Şafak Ertan Çomaklı öncülüğünde Türkiye’ye örnek bir proje başlatarak
‘Sosyal Medya ve Dijital Güvenlik Eğitim Uygulama ve Araştırma Merkezi’ (SODİGEM) kurdu.
Bu merkezde, dijital dünyayı ilgilendiren tüm unsurlara ilişkin alanında uzman kişilerce araştırmalar yapılıyor.
Mesela ülkemiz aleyhinde yapılanan FETÖ hususuyla ilgili yapılan sondaj çalışmaları sonucunda, sadece Twitter’da, 5 bin kullanıcı tespit edilmiş; şu an o kullanıcıların 900 küsuru kalmış!
*
FETÖ’nün dijital örgütlenmesine ilişkin yapılan çalışma, sadece bir örnekti.
Bunun yanı sıra; dijitalleşmenin hukuki boyutu, sosyolojik-psikolojik boyutu ve teknik boyutu tüm yönleriyle incelenip raporlaştırılıyor.
Dahası, sesli, görüntülü ve yazılı içeriklerin avantajları ve dezavantajları ile hangi oyunların tehlikeli hangi oyunların tehlikesiz olduğu araştırılıyor.
Elde edilen çıktılar ise devletin ilgili birimleriyle paylaşılıyor; devlet ise kısa, orta ve uzun vadeli ulusal güvenlik-eğitim politikasını belirlerken, mutlaka bu çıktılardan faydalanıyor.
*
Tabii üniversite, bununla da sınırlı kalmıyor!

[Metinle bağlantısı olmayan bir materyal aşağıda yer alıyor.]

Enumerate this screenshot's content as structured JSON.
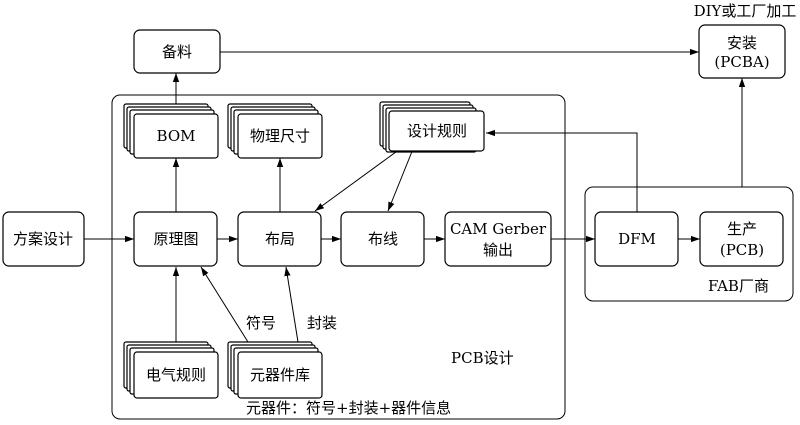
{
  "top_label": "DIY或工厂加工",
  "boxes": {
    "beiliao": "备料",
    "anzhuang_line1": "安装",
    "anzhuang_line2": "(PCBA)",
    "bom": "BOM",
    "wuli": "物理尺寸",
    "sheji_guize": "设计规则",
    "fangan": "方案设计",
    "yuanlitu": "原理图",
    "buju": "布局",
    "buxian": "布线",
    "cam_line1": "CAM Gerber",
    "cam_line2": "输出",
    "dfm": "DFM",
    "shengchan_line1": "生产",
    "shengchan_line2": "(PCB)",
    "dianqi_guize": "电气规则",
    "yuanqijian_ku": "元器件库"
  },
  "labels": {
    "fuhao": "符号",
    "fengzhuang": "封装",
    "pcb_group": "PCB设计",
    "fab_group": "FAB厂商",
    "component_note": "元器件：符号+封装+器件信息"
  }
}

Tabiri caizse sahaya iniyor ve dijital dünyayı, Türkiye’nin geleceği olan gençlere anlatıyor.
*
Bu önemli gelişmeyi, Rektör Çomaklı’dan öğrendim.
Çomaklı, ESGROUP Medya’ya gerçekleştirdiği ziyaret sırasında
Eskişehir İl Milli Eğitim Müdürlüğüyle protokol imzaladıklarını, şehir merkezi ve 12 dış ilçede okuyan lise öğrencilerine dijitalleşme ile ilgili eğitim verdiklerini ifade etti.
Dahası, üniversite öğrencilerine de uzmanlar tarafından eğitim verildiğini söyledi.
Beri yandan, bu eğitimlerden, şehir dışındaki yurttaşlarımız da faydalanıyor; üniversite, farklı illere giderek dijitalleşmeyi anlatıyor.
*
Bu noktada Rektör Çomaklı, ciddi bir bilgi veriyor:
“Milli Eğitim Bakanlığı ile görüşmelerimiz sürüyor, dijitalleşmeye ilişkin eğitim çalışması ülke geneline yayılabilir.”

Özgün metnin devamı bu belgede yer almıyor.